Not necessarily, although I don’t think the revision is very good either. “This” isn’t very specific. Are you talking about this sentence, this paragraph or this phrase?? In context, however, you might be right.

What bothers me in this example is the phrase “in articles.” It’s superfluous. How about just saying “This paragraph demonstrates good style?” Or “This paragraph demonstrates good writing style.” Better yet: “This paragraph shows good writing….” If we’re aiming for “Less is More” then why not replace “demonstrate” with a simpler word?


Aloha Trevor writes:

Firstly your pasted photo on this article and secondly your article are good example for a GOOD ARTICLE.

Comment provided October 19, 2013 at 6:26 AM



Small is always beautiful. Be it an article, human being, animal, toy. Thanks for the good tips.

Comment provided October 19, 2013 at 9:23 AM


WOW!!! There are a lot of “big” people who would take major offense at that remark!!



GRRRRR! If I hear one more person give advice to writers telling them to use active voice exclusively I will scream!! Active voice is NOT the only way to clearly and accurately convey your meaning. In fact, there are many, many cases where using active voice sounds forced and stilted, and passive voice rings true.

Analyzing your writing is important, and sometimes changing a passive sentence to active voice makes sense. But good writing includes a mixture of the two.

Comment provided October 20, 2013 at 1:19 PM


Kathleen, we completely agree! There’s a time and place for passive voice, which Penny addressed in the following post:

Take note of the following: “Choosing between active and passive voice entirely depends on the subject you want to emphasize….. [If] you’re looking for concision and better understanding, aim for active voice. Alternately, if you need to tone down your writing, a little strategically placed passive voice won’t hurt.”

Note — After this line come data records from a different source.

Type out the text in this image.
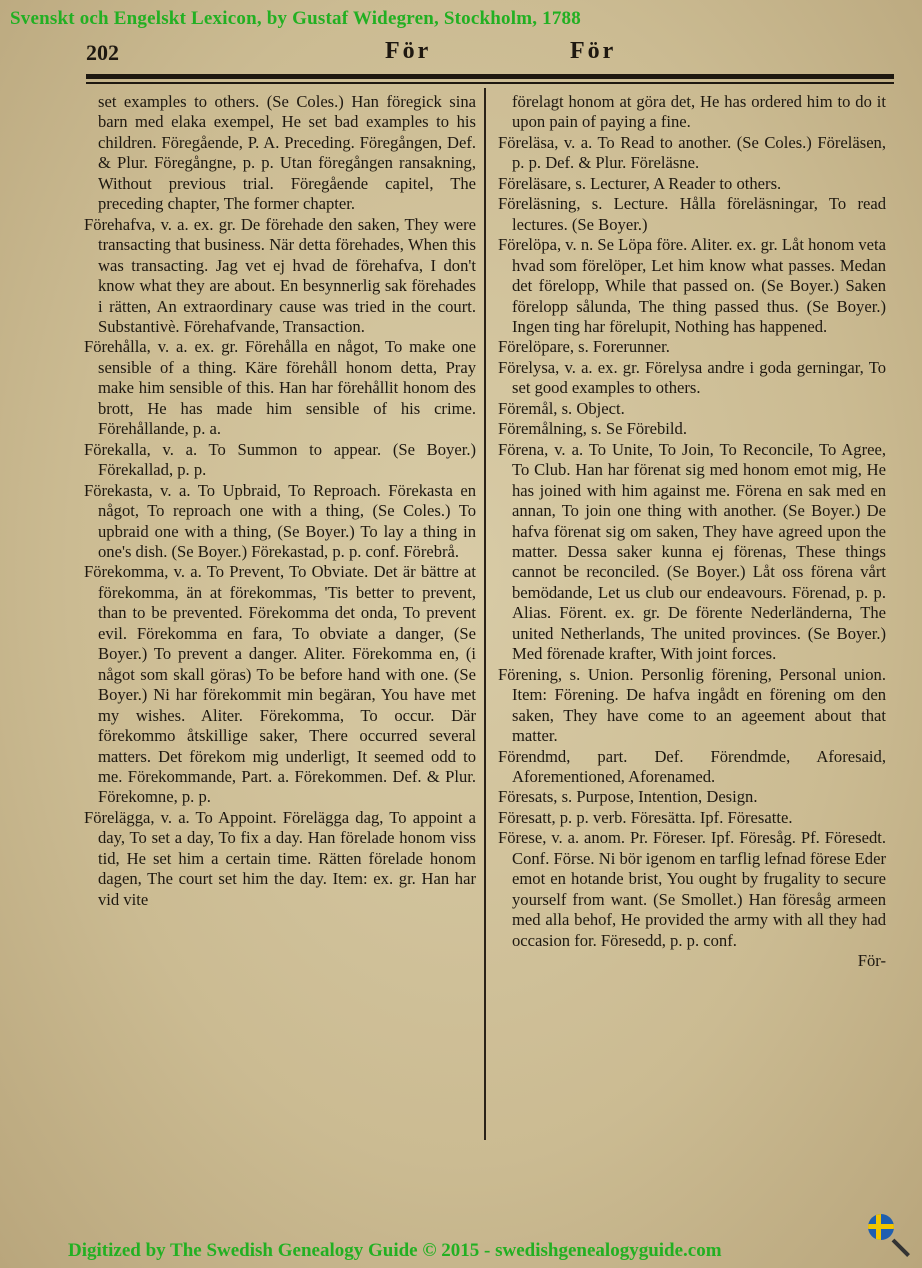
Svenskt och Engelskt Lexicon, by Gustaf Widegren, Stockholm, 1788
202	För	För

set examples to others. (Se Coles.) Han föregick sina barn med elaka exempel, He set bad examples to his children. Föregående, P. A. Preceding. Föregången, Def. & Plur. Föregångne, p. p. Utan föregången ransakning, Without previous trial. Föregående capitel, The preceding chapter, The former chapter.

Förehafva, v. a. ex. gr. De förehade den saken, They were transacting that business. När detta förehades, When this was transacting. Jag vet ej hvad de förehafva, I don't know what they are about. En besynnerlig sak förehades i rätten, An extraordinary cause was tried in the court. Substantivè. Förehafvande, Transaction.

Förehålla, v. a. ex. gr. Förehålla en något, To make one sensible of a thing. Käre förehåll honom detta, Pray make him sensible of this. Han har förehållit honom des brott, He has made him sensible of his crime. Förehållande, p. a.

Förekalla, v. a. To Summon to appear. (Se Boyer.) Förekallad, p. p.

Förekasta, v. a. To Upbraid, To Reproach. Förekasta en något, To reproach one with a thing, (Se Coles.) To upbraid one with a thing, (Se Boyer.) To lay a thing in one's dish. (Se Boyer.) Förekastad, p. p. conf. Förebrå.

Förekomma, v. a. To Prevent, To Obviate. Det är bättre at förekomma, än at förekommas, 'Tis better to prevent, than to be prevented. Förekomma det onda, To prevent evil. Förekomma en fara, To obviate a danger, (Se Boyer.) To prevent a danger. Aliter. Förekomma en, (i något som skall göras) To be before hand with one. (Se Boyer.) Ni har förekommit min begäran, You have met my wishes. Aliter. Förekomma, To occur. Där förekommo åtskillige saker, There occurred several matters. Det förekom mig underligt, It seemed odd to me. Förekommande, Part. a. Förekommen. Def. & Plur. Förekomne, p. p.

Förelägga, v. a. To Appoint. Förelägga dag, To appoint a day, To set a day, To fix a day. Han förelade honom viss tid, He set him a certain time. Rätten förelade honom dagen, The court set him the day. Item: ex. gr. Han har vid vite

förelagt honom at göra det, He has ordered him to do it upon pain of paying a fine.

Föreläsa, v. a. To Read to another. (Se Coles.) Föreläsen, p. p. Def. & Plur. Föreläsne.

Föreläsare, s. Lecturer, A Reader to others.

Föreläsning, s. Lecture. Hålla föreläsningar, To read lectures. (Se Boyer.)

Förelöpa, v. n. Se Löpa före. Aliter. ex. gr. Låt honom veta hvad som förelöper, Let him know what passes. Medan det förelopp, While that passed on. (Se Boyer.) Saken förelopp sålunda, The thing passed thus. (Se Boyer.) Ingen ting har förelupit, Nothing has happened.

Förelöpare, s. Forerunner.

Förelysa, v. a. ex. gr. Förelysa andre i goda gerningar, To set good examples to others.

Föremål, s. Object.

Föremålning, s. Se Förebild.

Förena, v. a. To Unite, To Join, To Reconcile, To Agree, To Club. Han har förenat sig med honom emot mig, He has joined with him against me. Förena en sak med en annan, To join one thing with another. (Se Boyer.) De hafva förenat sig om saken, They have agreed upon the matter. Dessa saker kunna ej förenas, These things cannot be reconciled. (Se Boyer.) Låt oss förena vårt bemödande, Let us club our endeavours. Förenad, p. p. Alias. Förent. ex. gr. De förente Nederländerna, The united Netherlands, The united provinces. (Se Boyer.) Med förenade krafter, With joint forces.

Förening, s. Union. Personlig förening, Personal union. Item: Förening. De hafva ingådt en förening om den saken, They have come to an ageement about that matter.

Förendmd, part. Def. Förendmde, Aforesaid, Aforementioned, Aforenamed.

Föresats, s. Purpose, Intention, Design.

Föresatt, p. p. verb. Föresätta. Ipf. Föresatte.

Förese, v. a. anom. Pr. Föreser. Ipf. Föresåg. Pf. Föresedt. Conf. Försе. Ni bör igenom en tarflig lefnad förese Eder emot en hotande brist, You ought by frugality to secure yourself from want. (Se Smollet.) Han föresåg armeen med alla behof, He provided the army with all they had occasion for. Föresedd, p. p. conf.

För-

Digitized by The Swedish Genealogy Guide © 2015 - swedishgenealogyguide.com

In either case, it’s important to determine the needs of your audience and the message you are working to deliver.



Randall Magwood writes:

I sometimes like to take my old articles and take out all of the non-essential stuff that i can replace and make my articles more content driven. But sometimes this is hard to do for me.

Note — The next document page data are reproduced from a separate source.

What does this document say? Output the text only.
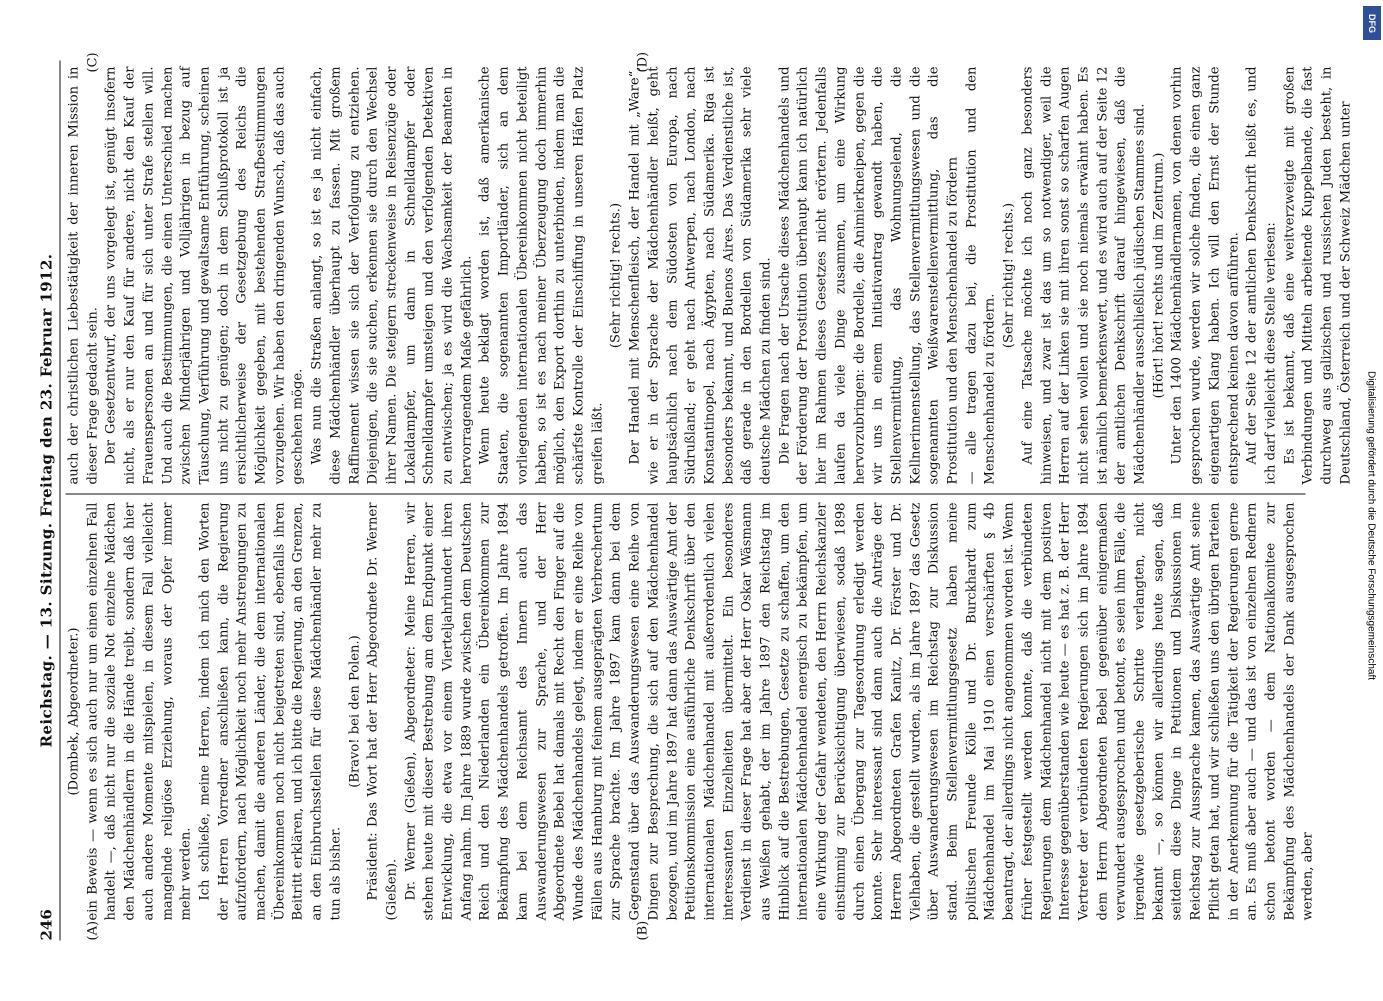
246
Reichstag. — 13. Sitzung. Freitag den 23. Februar 1912.
(A)	(B)
(C)	(D)

(Dombek, Abgeordneter.) ein Beweis — wenn es sich auch nur um einen einzelnen Fall handelt —, daß nicht nur die soziale Not einzelne Mädchen den Mädchenhändlern in die Hände treibt, sondern daß hier auch andere Momente mitspielen, in diesem Fall vielleicht mangelnde religiöse Erziehung, woraus der Opfer immer mehr werden. Ich schließe, meine Herren, indem ich mich den Worten der Herren Vorredner anschließen kann, die Regierung aufzufordern, nach Möglichkeit noch mehr Anstrengungen zu machen, damit die anderen Länder, die dem internationalen Übereinkommen noch nicht beigetreten sind, ebenfalls ihren Beitritt erklären, und ich bitte die Regierung, an den Grenzen, an den Einbruchsstellen für diese Mädchenhändler mehr zu tun als bisher.

(Bravo! bei den Polen.) Präsident: Das Wort hat der Herr Abgeordnete Dr. Werner (Gießen). Dr. Werner (Gießen), Abgeordneter: Meine Herren, wir stehen heute mit dieser Bestrebung am dem Endpunkt einer Entwicklung, die etwa vor einem Vierteljahrhundert ihren Anfang nahm. Im Jahre 1889 wurde zwischen dem Deutschen Reich und den Niederlanden ein Übereinkommen zur Bekämpfung des Mädchenhandels getroffen. Im Jahre 1894 kam bei dem Reichsamt des Innern auch das Auswanderungswesen zur Sprache, und der Herr Abgeordnete Bebel hat damals mit Recht den Finger auf die Wunde des Mädchenhandels gelegt, indem er eine Reihe von Fällen aus Hamburg mit feinem ausgeprägten Verbrechertum zur Sprache brachte. Im Jahre 1897 kam dann bei dem Gegenstand über das Auswanderungswesen eine Reihe von Dingen zur Besprechung, die sich auf den Mädchenhandel bezogen, und im Jahre 1897 hat dann das Auswärtige Amt der Petitionskommission eine ausführliche Denkschrift über den internationalen Mädchenhandel mit außerordentlich vielen interessanten Einzelheiten übermittelt. Ein besonderes Verdienst in dieser Frage hat aber der Herr Oskar Wäsmann aus Weißen gehabt, der im Jahre 1897 den Reichstag im Hinblick auf die Bestrebungen, Gesetze zu schaffen, um den internationalen Mädchenhandel energisch zu bekämpfen, um eine Wirkung der Gefahr wendeten, den Herrn Reichskanzler einstimmig zur Berücksichtigung überwiesen, sodaß 1898 durch einen Übergang zur Tagesordnung erledigt werden konnte. Sehr interessant sind dann auch die Anträge der Herren Abgeordneten Grafen Kanitz, Dr. Förster und Dr. Vielhaben, die gestellt wurden, als im Jahre 1897 das Gesetz über Auswanderungswesen im Reichstag zur Diskussion stand. Beim Stellenvermittlungsgesetz haben meine politischen Freunde Kölle und Dr. Burckhardt zum Mädchenhandel im Mai 1910 einen verschärften § 4b beantragt, der allerdings nicht angenommen worden ist. Wenn früher festgestellt werden konnte, daß die verbündeten Regierungen dem Mädchenhandel nicht mit dem positiven Interesse gegenüberstanden wie heute — es hat z. B. der Herr Vertreter der verbündeten Regierungen sich im Jahre 1894 dem Herrn Abgeordneten Bebel gegenüber einigermaßen verwundert ausgesprochen und betont, es seien ihm Fälle, die irgendwie gesetzgeberische Schritte verlangten, nicht bekannt —, so können wir allerdings heute sagen, daß seitdem diese Dinge in Petitionen und Diskussionen im Reichstag zur Aussprache kamen, das Auswärtige Amt seine Pflicht getan hat, und wir schließen uns den übrigen Parteien in der Anerkennung für die Tätigkeit der Regierungen gerne an. Es muß aber auch — und das ist von einzelnen Rednern schon betont worden — dem Nationalkomitee zur Bekämpfung des Mädchenhandels der Dank ausgesprochen werden, aber

auch der christlichen Liebestätigkeit der inneren Mission in dieser Frage gedacht sein. Der Gesetzentwurf, der uns vorgelegt ist, genügt insofern nicht, als er nur den Kauf für andere, nicht den Kauf der Frauenspersonen an und für sich unter Strafe stellen will. Und auch die Bestimmungen, die einen Unterschied machen zwischen Minderjährigen und Volljährigen in bezug auf Täuschung, Verführung und gewaltsame Entführung, scheinen uns nicht zu genügen; doch in dem Schlußprotokoll ist ja ersichtlicherweise der Gesetzgebung des Reichs die Möglichkeit gegeben, mit bestehenden Strafbestimmungen vorzugehen. Wir haben den dringenden Wunsch, daß das auch geschehen möge. Was nun die Straßen anlangt, so ist es ja nicht einfach, diese Mädchenhändler überhaupt zu fassen. Mit großem Raffinement wissen sie sich der Verfolgung zu entziehen. Diejenigen, die sie suchen, erkennen sie durch den Wechsel ihrer Namen. Die steigern streckenweise in Reisenzüge oder Lokaldampfer, um dann in Schnelldampfer oder Schnelldampfer umsteigen und den verfolgenden Detektiven zu entwischen; ja es wird die Wachsamkeit der Beamten in hervorragendem Maße gefährlich. Wenn heute beklagt worden ist, daß amerikanische Staaten, die sogenannten Importländer, sich an dem vorliegenden internationalen Übereinkommen nicht beteiligt haben, so ist es nach meiner Überzeugung doch immerhin möglich, den Export dorthin zu unterbinden, indem man die schärfste Kontrolle der Einschiffung in unseren Häfen Platz greifen läßt.

(Sehr richtig! rechts.) Der Handel mit Menschenfleisch, der Handel mit „Ware“, wie er in der Sprache der Mädchenhändler heißt, geht hauptsächlich nach dem Südosten von Europa, nach Südrußland; er geht nach Antwerpen, nach London, nach Konstantinopel, nach Ägypten, nach Südamerika. Riga ist besonders bekannt, und Buenos Aires. Das Verdienstliche ist, daß gerade in den Bordellen von Südamerika sehr viele deutsche Mädchen zu finden sind. Die Fragen nach der Ursache dieses Mädchenhandels und der Förderung der Prostitution überhaupt kann ich natürlich hier im Rahmen dieses Gesetzes nicht erörtern. Jedenfalls laufen da viele Dinge zusammen, um eine Wirkung hervorzubringen: die Bordelle, die Animierkneipen, gegen die wir uns in einem Initiativantrag gewandt haben, die Stellenvermittlung, das Wohnungselend, die Kellnerinnenstellung, das Stellenvermittlungswesen und die sogenannten Weißwarenstellenvermittlung, das die Prostitution und den Menschenhandel zu fördern — alle tragen dazu bei, die Prostitution und den Menschenhandel zu fördern.

(Sehr richtig! rechts.) Auf eine Tatsache möchte ich noch ganz besonders hinweisen, und zwar ist das um so notwendiger, weil die Herren auf der Linken sie mit ihren sonst so scharfen Augen nicht sehen wollen und sie noch niemals erwähnt haben. Es ist nämlich bemerkenswert, und es wird auch auf der Seite 12 der amtlichen Denkschrift darauf hingewiesen, daß die Mädchenhändler ausschließlich jüdischen Stammes sind. (Hört! hört! rechts und im Zentrum.) Unter den 1400 Mädchenhändlernamen, von denen vorhin gesprochen wurde, werden wir solche finden, die einen ganz eigenartigen Klang haben. Ich will den Ernst der Stunde entsprechend keinen davon anführen. Auf der Seite 12 der amtlichen Denkschrift heißt es, und ich darf vielleicht diese Stelle verlesen: Es ist bekannt, daß eine weitverzweigte mit großen Verbindungen und Mitteln arbeitende Kuppelbande, die fast durchweg aus galizischen und russischen Juden besteht, in Deutschland, Österreich und der Schweiz Mädchen unter

DFG
Digitalisierung gefördert durch die Deutsche Forschungsgemeinschaft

Comment provided October 20, 2013 at 2:53 PM


Amit Srivastava writes:

I don’t think that EzineArticles is able to figure out the name of places from the article and shows it as error. I have written an article regarding places to visit in Delhi and it says there are errors in the article. Google has become adult, don’t know hen EzineArticles will grow up ?

Comment provided October 21, 2013 at 12:42 AM


Hi Amit,

After taking a look at the article in question, it’s not the location you are using in your submission that is problematic. There are grammatical errors throughout. A member of our Support Team will be contacting you privately regarding the issue.



Salihu S Dikko writes:

I think, the great and good lesson SHORT AND SWEET is teaching us is: the more one writes, the more mistake one is likely to make. And that is why, it is always better to be very brief, which as well saves times and energy as well as resources.

Comment provided October 27, 2013 at 6:26 PM


Bolee writes:

Yes Penny, I have tried paramedic style but the only thing is that I didn’t know its name. While doing my master in English Literature I have gone through Francis Bacon’s Essays and the hallmark of Bacon’s style was what Robin Henry is inculcating in us through his quote: preciseness and terseness. Anyhow I have learned many things from your article. The first one is the difference between proofreading and revising. Thanks Penny for sharing this valuable information. Really helpful!

Comment provided October 28, 2013 at 8:04 AM


Mike Andrews writes:

The best thing is to use words that all readers can understand as opposed to a longer alternative word which some might not even have heard of.